Martedì 27 Marzo 2012

Rotatoria di via Autostrada:
sei incidenti in una settimana

Sei incidenti in poco meno di una settimana. È l'amaro bilancio della nuova rotatoria di via Autostrada, che inaugurata nei giorni scorsi appare come una struttura già deteriorata in diversi punti. Segnaletica messa ko, vetro ai margini dell'infrastruttura, il muretto che la circonda è a tratti rotto e da rifare.

Ecco come appare oggi la rotatoria: creata per snellire e regolare il traffico in via Autostrada per l'ingresso al nuovo supermercato Coop, è già stata ridotta male dagli automobilisti nel giro di pochissimi giorni dalla sua inaugurazione. Ma soprattutto la nuova rotatoria è pericolosa: l'ultimo incidente in ordine di tempo risale a domenica sera, quando intorno alle 22, per cause in corso di accertamento, un'auto è finita direttamente nella rotonda.
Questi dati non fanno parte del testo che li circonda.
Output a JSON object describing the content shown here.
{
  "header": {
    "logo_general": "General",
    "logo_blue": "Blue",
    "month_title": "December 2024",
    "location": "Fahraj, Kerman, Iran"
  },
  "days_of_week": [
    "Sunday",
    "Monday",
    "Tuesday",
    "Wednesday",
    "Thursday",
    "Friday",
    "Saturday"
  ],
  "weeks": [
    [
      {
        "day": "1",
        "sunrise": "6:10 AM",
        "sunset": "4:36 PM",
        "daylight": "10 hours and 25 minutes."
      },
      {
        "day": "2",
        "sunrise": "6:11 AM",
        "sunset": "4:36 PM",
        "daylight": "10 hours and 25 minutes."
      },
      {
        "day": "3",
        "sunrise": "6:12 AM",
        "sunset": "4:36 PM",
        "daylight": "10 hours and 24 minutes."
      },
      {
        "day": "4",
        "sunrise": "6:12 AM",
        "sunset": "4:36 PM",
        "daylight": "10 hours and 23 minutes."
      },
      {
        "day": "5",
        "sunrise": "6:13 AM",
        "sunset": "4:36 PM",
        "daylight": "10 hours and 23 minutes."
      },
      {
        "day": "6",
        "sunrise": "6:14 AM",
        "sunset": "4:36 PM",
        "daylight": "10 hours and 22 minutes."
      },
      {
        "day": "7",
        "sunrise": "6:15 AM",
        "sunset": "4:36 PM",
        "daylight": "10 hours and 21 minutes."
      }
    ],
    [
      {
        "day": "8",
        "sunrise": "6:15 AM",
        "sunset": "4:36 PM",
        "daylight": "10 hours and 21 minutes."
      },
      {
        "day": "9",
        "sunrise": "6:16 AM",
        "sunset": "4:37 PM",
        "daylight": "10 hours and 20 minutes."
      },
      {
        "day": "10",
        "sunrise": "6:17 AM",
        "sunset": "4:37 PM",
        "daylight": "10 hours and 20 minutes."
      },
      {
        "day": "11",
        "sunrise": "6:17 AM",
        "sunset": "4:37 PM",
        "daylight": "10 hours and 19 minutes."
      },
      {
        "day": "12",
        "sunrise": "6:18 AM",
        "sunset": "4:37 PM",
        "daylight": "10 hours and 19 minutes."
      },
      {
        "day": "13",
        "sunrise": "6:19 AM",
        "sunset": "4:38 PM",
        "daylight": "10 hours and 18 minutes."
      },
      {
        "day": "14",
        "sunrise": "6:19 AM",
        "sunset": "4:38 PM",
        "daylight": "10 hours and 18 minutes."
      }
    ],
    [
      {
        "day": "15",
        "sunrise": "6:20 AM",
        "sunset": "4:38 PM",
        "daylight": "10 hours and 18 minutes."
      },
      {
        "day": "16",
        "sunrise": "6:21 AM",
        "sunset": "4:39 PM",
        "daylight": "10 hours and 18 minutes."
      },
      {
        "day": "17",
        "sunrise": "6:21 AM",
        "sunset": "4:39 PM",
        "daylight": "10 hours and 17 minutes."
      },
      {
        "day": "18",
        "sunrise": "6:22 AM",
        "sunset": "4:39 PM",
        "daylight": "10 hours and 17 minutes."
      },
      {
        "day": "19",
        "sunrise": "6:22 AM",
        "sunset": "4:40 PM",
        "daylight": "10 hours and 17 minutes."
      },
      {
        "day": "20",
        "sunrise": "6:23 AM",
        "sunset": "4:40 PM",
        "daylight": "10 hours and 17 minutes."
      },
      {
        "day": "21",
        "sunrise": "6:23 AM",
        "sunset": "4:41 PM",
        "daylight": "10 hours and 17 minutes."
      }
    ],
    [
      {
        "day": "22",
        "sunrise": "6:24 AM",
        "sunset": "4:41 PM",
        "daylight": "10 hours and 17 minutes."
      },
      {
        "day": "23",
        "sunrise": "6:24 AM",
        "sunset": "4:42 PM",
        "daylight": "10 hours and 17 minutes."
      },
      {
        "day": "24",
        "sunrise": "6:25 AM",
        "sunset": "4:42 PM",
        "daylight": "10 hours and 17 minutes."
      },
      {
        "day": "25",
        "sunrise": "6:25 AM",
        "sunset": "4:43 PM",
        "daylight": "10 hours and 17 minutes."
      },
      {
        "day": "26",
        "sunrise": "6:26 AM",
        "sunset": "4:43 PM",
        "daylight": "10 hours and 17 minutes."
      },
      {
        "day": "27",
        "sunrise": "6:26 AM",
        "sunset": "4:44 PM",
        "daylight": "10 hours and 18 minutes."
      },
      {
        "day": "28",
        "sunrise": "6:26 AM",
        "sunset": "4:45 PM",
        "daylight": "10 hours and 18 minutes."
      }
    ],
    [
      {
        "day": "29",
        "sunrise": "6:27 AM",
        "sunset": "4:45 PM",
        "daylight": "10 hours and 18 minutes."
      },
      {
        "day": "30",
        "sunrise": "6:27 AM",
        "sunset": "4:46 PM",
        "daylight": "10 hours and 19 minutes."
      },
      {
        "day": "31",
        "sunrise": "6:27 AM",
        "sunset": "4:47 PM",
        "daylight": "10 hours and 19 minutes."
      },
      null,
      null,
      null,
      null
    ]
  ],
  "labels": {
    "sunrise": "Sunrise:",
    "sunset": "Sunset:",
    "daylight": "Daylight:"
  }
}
La stessa sorte è accaduta a un altro automezzo venerdì scorso e sempre di sera. Sono due gli incidenti rilevati dagli agenti della polizia locale, mentre altri quattro, avvenuti di notte, non sono stati rilevati in quanto senza feriti: gli automobilisti si sono schiantati e sono tornati a casa sani e salvi, con qualche ammaccatura nella carrozzeria.
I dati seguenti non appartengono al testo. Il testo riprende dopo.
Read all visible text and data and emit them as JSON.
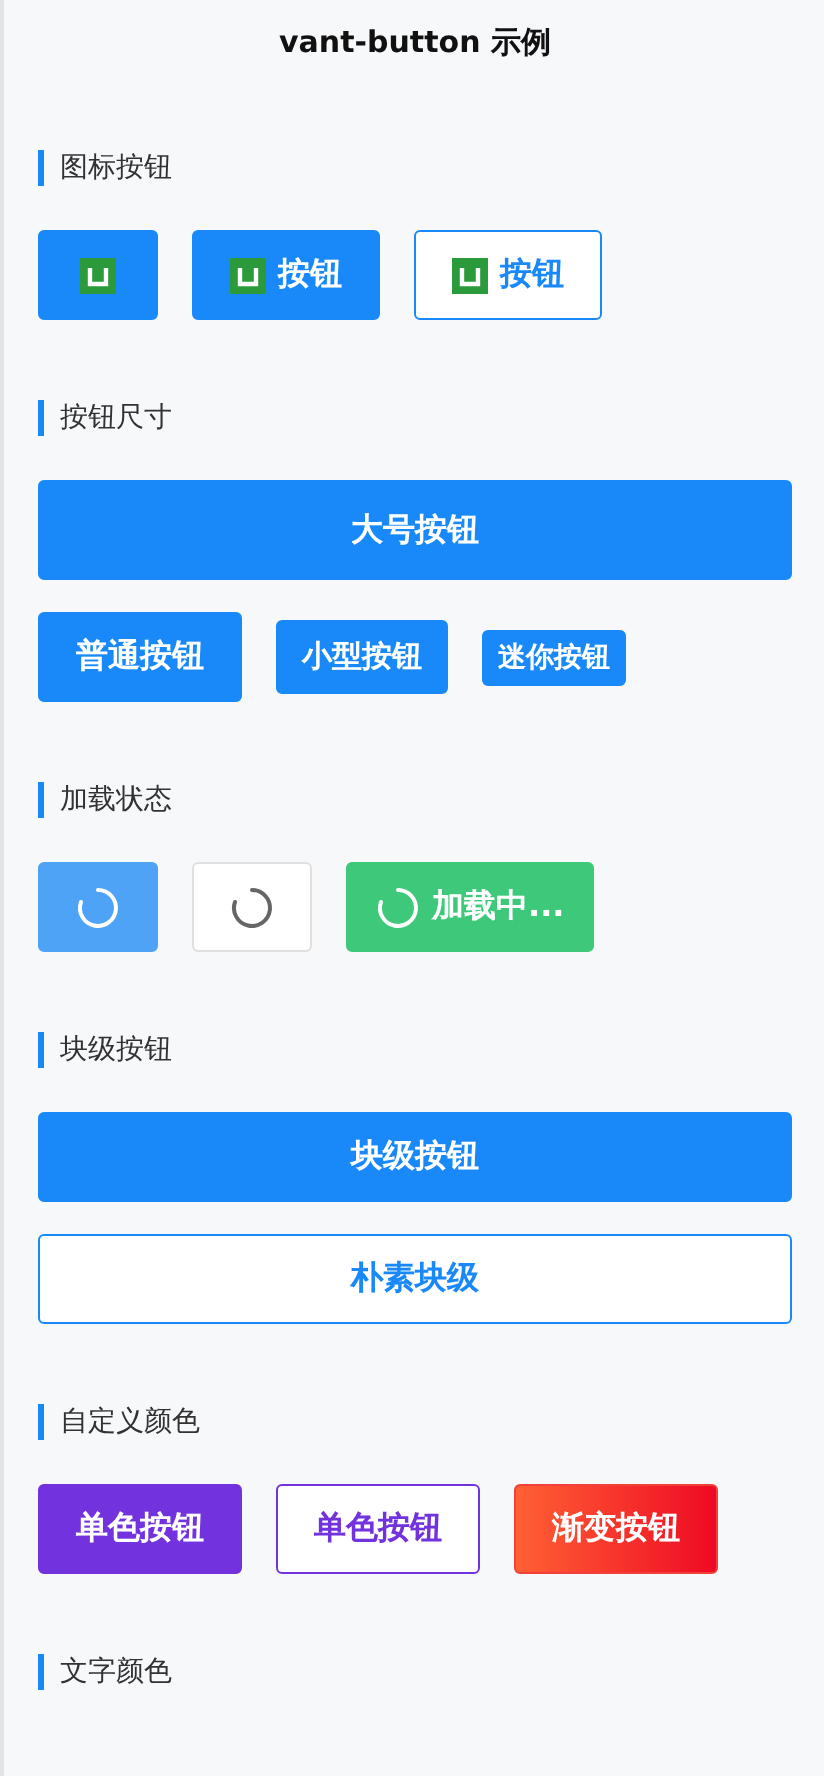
{
  "title": "vant-button 示例",
  "sections": [
    {
      "heading": "图标按钮",
      "buttons": [
        {
          "kind": "primary",
          "icon": true
        },
        {
          "kind": "primary",
          "icon": true,
          "label": "按钮"
        },
        {
          "kind": "plain",
          "icon": true,
          "label": "按钮"
        }
      ]
    },
    {
      "heading": "按钮尺寸",
      "buttons": [
        {
          "kind": "large",
          "block": true,
          "label": "大号按钮"
        },
        {
          "kind": "primary",
          "label": "普通按钮"
        },
        {
          "kind": "small",
          "label": "小型按钮"
        },
        {
          "kind": "mini",
          "label": "迷你按钮"
        }
      ]
    },
    {
      "heading": "加载状态",
      "buttons": [
        {
          "kind": "primary",
          "loading": true
        },
        {
          "kind": "default",
          "loading": true
        },
        {
          "kind": "success",
          "loading": true,
          "label": "加载中..."
        }
      ]
    },
    {
      "heading": "块级按钮",
      "buttons": [
        {
          "kind": "primary",
          "block": true,
          "label": "块级按钮"
        },
        {
          "kind": "plain",
          "block": true,
          "label": "朴素块级"
        }
      ]
    },
    {
      "heading": "自定义颜色",
      "buttons": [
        {
          "kind": "primary",
          "color": "#7232dd",
          "label": "单色按钮"
        },
        {
          "kind": "plain",
          "color": "#7232dd",
          "label": "单色按钮"
        },
        {
          "kind": "gradient",
          "label": "渐变按钮"
        }
      ]
    },
    {
      "heading": "文字颜色"
    }
  ]
}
I motivi per cui la rotatoria è così pericolosa sono chiari: basta guardare via Autostrada, arrivando dal centro città, duecento metri prima della rotonda. Semplicemente, essendo avvallata, non si vede. Il guard rail risalta di più e spinge a tirare dritto. A far precipitare la situazione sul quel tratto di strada c'è anche il fatto che, trattandosi di un rettilineo, si presta bene ad essere percorsa ad alta velocità. Quando ci si accorge del rondò è facile perdere il controllo del proprio mezzo e finirci dentro.
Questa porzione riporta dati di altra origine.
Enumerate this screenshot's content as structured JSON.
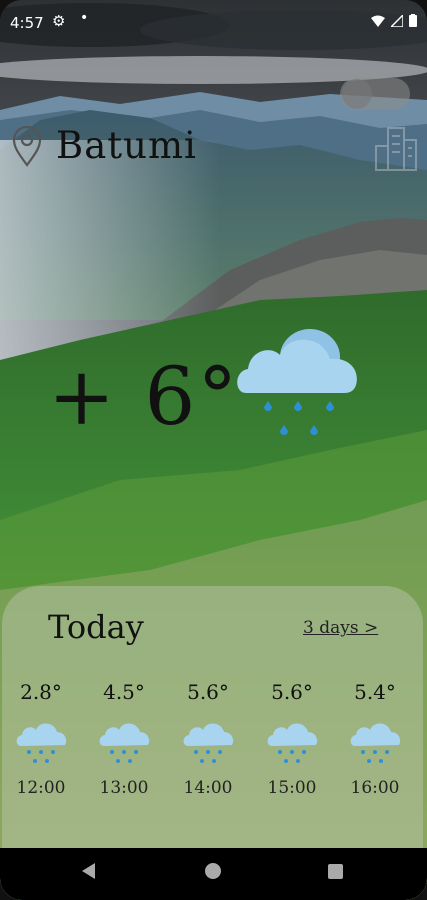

Cosa fare, quindi, per evitare altri incidenti? Si potrebbe aumentare, ad esempio, la segnaletica verticale, posizionare a terra dei riflettori «occhi di gatto», installare dei fari lampeggianti come quelli che ci sono sulle curve pericolose in autostrada. Prima che accada un altro incidente, magari con gravi conseguenze.